Being a forex day trader can be very lucrative. The currency market is by far the most liquid and volatile market
in the world and with this come various opportunities.People involved in the buying and selling of foreign currencies are said to be traders in the forex market. Instead
of investing in the success of companies, these traders invest in the success of specific world wide currencies. It means that they technically invest in the success of the nations themselves. The eco. success is the most important
aspect of this, but the economic success itself has a lot of things it depends on, and forex market too depends on things.
DRIVER 1: A country's economy depends on its Gross Domestic Product
(GDP). This is not, by any means, a new concept, however the way that the GDP works might change from country to country. First it is important to understand that the GDP affects the strength of a nation's currency by weakening or
strengthening the net production of the country. Regardless of import and export, the GDP represents the power of the workers' force of a nation. This is indicative of the working ethic of the citizens and the strength of their
working power as a whole.
DRIVER 2: Another way in which a nation's Forex trading power is affected is simply what their current events are at the time in question. Although this may not be intuitive,
it is perfectly logical that this be an influencing factor on currency. This can be clearly seen in the case of Hurricane Katrina, which greatly affected the US's currency. This does not mean that there must be a huge disaster in
order to influence the Forex trading, and the market is actually affected by all kinds of things that take place in the country in question.

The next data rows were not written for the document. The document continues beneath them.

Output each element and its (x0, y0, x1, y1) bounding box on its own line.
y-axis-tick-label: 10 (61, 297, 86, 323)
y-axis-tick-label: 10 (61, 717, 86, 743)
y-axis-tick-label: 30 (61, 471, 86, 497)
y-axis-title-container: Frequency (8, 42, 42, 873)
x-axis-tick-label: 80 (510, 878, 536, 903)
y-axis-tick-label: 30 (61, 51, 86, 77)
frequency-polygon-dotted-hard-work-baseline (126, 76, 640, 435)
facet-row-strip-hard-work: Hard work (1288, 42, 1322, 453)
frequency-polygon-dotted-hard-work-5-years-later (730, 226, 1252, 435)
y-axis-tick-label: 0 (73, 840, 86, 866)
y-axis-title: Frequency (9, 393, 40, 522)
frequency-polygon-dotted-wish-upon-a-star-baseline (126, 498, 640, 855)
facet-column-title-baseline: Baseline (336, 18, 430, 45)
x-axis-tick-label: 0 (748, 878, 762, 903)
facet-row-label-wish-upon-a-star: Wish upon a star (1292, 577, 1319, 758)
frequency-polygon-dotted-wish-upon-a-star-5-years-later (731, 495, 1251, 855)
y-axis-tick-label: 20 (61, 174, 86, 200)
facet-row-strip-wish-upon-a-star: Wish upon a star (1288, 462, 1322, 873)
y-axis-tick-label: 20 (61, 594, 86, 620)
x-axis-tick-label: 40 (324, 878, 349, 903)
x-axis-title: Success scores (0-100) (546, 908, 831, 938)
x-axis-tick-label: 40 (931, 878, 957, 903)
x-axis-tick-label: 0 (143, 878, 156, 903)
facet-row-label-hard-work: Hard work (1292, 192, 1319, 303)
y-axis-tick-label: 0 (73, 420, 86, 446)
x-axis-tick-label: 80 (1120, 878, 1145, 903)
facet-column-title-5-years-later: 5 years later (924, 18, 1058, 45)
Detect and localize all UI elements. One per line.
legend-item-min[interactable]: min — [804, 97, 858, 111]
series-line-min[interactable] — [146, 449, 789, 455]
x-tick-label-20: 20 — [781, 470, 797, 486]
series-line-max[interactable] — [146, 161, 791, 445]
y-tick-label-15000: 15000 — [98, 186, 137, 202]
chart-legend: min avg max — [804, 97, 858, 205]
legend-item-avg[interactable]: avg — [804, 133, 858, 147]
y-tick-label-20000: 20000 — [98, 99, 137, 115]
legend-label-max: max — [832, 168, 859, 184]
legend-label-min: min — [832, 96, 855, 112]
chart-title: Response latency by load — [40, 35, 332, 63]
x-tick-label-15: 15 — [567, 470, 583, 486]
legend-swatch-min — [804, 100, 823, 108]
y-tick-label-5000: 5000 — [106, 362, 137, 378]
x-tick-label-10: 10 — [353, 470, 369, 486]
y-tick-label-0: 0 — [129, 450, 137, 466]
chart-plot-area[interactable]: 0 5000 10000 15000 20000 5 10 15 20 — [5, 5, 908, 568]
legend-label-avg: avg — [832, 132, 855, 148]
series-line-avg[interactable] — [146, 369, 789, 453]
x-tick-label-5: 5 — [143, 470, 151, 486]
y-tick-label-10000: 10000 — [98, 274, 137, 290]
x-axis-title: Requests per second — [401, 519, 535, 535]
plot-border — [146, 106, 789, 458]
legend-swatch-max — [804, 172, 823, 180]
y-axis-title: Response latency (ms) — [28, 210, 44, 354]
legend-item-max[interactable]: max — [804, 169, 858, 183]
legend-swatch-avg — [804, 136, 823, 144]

DRIVER 3: The third factor seen to have an affect on the
value of nations currency is the industrial production report of that nation. This is not the same as GDP, and the two are actually quite different. While the GDP measures the amount of production, the industrial production report
measures the efficiency of what is being produced. A country that is more efficient will have a better rating on this factor than a country that is not very efficient.
DRIVER 4: The fourth important
factor is the consumer price index & as the others this too has a great effect on the currency of a country. The basic idea behind this is to look at what a country produces on its own. It becomes obvious that if a country is
making money then their rating will be inevitably good for a Forex trade.A nation that makes more money on products they themselves produce will score better than a country that produces nothing.
: The final of the top five factors that impact a nations currency strength is known as the Retail Sales Report. This report samples retail across a nation in a variety of domains for purchasing. The idea behind this is to find
out what the majority of the people in the country spend their money on. If we were to take an event like September 11th we would see that the general spending culture changed dramatically. While the GDP may not have changed and
the industrial production efficiency might have changed only slightly, retail sales plummet. The sales of automobiles and plane tickets went down dramatically, and it is important to remember that these too are part of the retail
spending of the nation's inhabitants.These five factors together provide a very clear idea of just how a currency is doing, and by taking a look at these factors one can predict where the market will go.
The foreign exchange market, or forex, has notoriously been the domain of government central banks and commercial and investment banks. But now more than ever individuals are tackling the forex market as it offers
trading 24-hours a day, five days a week, and the daily dollar volume of currencies traded in the currency market exceeds $1.9 trillion daily, making it the largest and most liquid market in the world.